The Chinese government, he observed, could readily appreciate why people would act on behalf of their own personal interests. As a result, it has little difficulty creating legal and policy frameworks that enable them to do so. Indeed, improvements in Chinese corporate law, including protections for private ownership of property, have been crucial for the economic growth (and foreign investment) that has transformed the country during the past decade.

But, he added, China’s leaders have much more difficulty understanding why people would act on behalf of the public interest. That is why they are willing to attribute personal motives, such as the desire to obtain power or money, to the efforts of nonprofit groups. It is also the reason the laws on civil society in China are less developed than corporate laws (including those that apply to social-purpose companies) and still permit the kinds of administrative controls—or seemingly arbitrary bans, as happened to Oxfam—that are no longer acceptable practices toward businesses.


Some also believe this outlook is deeply rooted in Chinese culture.
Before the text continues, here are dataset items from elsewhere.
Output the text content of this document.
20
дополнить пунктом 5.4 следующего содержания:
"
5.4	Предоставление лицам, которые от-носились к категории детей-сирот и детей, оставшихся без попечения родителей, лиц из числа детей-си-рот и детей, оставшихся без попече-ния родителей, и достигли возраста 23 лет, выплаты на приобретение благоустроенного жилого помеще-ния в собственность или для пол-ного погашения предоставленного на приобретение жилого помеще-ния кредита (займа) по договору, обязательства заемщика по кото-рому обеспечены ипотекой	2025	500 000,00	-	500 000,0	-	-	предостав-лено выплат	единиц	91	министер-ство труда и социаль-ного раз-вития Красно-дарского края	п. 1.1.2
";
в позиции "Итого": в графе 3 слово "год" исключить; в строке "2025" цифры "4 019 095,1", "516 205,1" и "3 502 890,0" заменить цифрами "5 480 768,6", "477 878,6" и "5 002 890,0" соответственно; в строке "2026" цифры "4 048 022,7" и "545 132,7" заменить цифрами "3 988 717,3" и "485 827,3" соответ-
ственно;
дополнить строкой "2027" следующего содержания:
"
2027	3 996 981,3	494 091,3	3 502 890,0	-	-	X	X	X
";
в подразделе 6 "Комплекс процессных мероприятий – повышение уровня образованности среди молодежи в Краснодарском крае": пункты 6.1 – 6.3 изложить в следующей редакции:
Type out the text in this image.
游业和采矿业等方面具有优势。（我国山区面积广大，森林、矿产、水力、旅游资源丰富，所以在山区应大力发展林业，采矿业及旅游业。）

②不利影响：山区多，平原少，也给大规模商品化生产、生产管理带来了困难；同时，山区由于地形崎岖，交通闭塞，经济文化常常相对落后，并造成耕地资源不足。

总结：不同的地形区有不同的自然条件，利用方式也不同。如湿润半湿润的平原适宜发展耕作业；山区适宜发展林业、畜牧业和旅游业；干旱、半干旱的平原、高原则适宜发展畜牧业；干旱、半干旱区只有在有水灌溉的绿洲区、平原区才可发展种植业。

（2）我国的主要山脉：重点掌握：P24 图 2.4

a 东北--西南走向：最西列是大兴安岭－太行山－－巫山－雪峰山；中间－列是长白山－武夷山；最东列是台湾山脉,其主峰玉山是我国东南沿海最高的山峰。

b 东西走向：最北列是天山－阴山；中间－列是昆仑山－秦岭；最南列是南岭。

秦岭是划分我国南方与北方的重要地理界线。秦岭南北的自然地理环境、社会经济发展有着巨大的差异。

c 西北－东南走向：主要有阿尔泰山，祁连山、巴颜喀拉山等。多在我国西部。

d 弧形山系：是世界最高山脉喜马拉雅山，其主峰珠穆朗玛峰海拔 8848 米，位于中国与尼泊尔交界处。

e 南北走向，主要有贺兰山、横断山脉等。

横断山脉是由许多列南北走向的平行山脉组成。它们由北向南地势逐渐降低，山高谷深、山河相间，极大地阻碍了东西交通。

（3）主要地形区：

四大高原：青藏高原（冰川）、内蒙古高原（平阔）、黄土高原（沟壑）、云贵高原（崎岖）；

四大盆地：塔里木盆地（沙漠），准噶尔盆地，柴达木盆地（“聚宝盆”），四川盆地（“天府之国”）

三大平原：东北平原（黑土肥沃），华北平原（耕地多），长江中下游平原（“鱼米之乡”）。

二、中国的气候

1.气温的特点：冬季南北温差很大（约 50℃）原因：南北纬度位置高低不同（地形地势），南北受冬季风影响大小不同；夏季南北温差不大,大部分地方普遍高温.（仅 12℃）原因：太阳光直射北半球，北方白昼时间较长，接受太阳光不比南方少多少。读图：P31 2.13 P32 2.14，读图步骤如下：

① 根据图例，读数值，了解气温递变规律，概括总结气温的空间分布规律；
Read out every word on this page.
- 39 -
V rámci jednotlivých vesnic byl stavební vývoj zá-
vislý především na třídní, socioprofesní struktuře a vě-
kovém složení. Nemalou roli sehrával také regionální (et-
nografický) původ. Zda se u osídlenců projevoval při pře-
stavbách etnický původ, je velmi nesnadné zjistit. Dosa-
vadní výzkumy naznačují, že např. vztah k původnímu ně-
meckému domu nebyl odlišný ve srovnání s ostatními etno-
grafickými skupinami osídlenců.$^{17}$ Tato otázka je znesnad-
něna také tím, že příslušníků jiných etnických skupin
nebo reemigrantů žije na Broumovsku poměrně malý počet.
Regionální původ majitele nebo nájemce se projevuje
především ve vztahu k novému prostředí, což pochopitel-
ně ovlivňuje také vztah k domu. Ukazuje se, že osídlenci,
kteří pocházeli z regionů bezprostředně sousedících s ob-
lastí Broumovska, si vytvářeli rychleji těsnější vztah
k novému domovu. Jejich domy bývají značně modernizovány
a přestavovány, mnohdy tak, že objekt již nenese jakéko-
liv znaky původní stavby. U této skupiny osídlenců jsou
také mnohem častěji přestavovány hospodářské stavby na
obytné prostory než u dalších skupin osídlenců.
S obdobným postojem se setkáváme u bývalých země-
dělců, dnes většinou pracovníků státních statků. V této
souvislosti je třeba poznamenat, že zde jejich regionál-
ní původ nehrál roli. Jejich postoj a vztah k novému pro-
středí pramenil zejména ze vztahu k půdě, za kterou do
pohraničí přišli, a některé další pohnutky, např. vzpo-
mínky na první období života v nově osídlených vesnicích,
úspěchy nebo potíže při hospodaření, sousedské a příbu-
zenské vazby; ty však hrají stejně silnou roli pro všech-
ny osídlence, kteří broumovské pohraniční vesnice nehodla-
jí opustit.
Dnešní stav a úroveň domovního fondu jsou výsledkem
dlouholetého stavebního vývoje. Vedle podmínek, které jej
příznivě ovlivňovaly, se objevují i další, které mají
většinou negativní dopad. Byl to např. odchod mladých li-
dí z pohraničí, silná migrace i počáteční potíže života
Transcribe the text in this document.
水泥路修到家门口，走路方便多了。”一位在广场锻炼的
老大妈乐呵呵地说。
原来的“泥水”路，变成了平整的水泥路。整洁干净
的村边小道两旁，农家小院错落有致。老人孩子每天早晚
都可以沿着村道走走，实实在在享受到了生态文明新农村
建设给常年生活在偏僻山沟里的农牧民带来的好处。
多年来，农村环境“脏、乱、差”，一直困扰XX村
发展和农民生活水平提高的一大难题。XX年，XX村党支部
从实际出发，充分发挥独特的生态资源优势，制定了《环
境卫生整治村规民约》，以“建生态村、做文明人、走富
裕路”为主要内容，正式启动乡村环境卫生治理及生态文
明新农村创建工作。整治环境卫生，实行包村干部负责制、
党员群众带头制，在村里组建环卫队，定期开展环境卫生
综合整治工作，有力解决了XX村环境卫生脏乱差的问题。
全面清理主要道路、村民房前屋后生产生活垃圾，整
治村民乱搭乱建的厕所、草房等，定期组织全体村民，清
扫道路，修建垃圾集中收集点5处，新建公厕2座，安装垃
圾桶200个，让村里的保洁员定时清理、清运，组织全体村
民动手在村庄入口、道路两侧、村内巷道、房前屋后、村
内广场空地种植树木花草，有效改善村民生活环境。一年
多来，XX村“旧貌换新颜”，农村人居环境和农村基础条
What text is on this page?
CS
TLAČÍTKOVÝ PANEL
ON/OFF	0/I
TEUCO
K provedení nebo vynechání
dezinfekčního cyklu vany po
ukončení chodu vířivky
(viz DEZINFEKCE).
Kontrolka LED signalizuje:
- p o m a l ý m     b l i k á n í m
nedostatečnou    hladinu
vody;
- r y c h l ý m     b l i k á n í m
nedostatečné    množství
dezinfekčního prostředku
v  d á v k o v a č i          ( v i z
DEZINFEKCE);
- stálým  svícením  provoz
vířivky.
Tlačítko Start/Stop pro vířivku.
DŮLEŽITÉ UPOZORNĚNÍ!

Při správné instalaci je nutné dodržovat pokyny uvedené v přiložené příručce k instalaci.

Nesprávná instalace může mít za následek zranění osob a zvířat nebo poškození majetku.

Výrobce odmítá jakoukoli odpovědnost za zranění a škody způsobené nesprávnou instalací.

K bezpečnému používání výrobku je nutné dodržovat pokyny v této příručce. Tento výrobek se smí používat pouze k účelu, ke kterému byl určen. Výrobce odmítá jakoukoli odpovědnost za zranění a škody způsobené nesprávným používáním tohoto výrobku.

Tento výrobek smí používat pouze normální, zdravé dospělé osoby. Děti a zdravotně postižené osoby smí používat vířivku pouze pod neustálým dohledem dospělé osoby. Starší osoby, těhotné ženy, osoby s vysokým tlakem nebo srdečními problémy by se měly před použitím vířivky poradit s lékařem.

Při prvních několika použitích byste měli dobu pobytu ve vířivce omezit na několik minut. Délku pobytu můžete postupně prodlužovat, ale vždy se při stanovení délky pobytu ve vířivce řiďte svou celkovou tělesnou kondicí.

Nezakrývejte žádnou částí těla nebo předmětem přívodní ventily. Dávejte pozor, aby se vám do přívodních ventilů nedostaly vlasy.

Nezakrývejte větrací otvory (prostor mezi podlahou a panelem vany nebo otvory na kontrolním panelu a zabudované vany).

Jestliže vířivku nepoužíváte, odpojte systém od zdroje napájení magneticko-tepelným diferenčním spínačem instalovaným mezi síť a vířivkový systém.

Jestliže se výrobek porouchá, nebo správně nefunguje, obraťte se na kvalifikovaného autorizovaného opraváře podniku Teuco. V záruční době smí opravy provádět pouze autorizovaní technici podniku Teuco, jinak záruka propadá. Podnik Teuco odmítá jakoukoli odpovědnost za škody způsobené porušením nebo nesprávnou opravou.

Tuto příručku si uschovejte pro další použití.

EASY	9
The country’s Confucian ethic—valuing social harmony and deference toward authority—reinforces the idea that public concerns should mostly be left to government. As many Chinese see it, civil society in the West grows out of its individualism, a philosophy at odds with Chinese familial and collectivist traditions.

Yet as China continues to develop, signs exist that this outlook is changing. The growth of scholarly and professional interest in civil society is one indicator, but perhaps even more telling is the response the guide at the Home of Workers gave when asked why he volunteered there: “It is the responsible thing to do.”

If young Chinese citizens are starting to ask themselves what their own responsibilities to migrant workers are, the “year of philanthropy” may be just starting.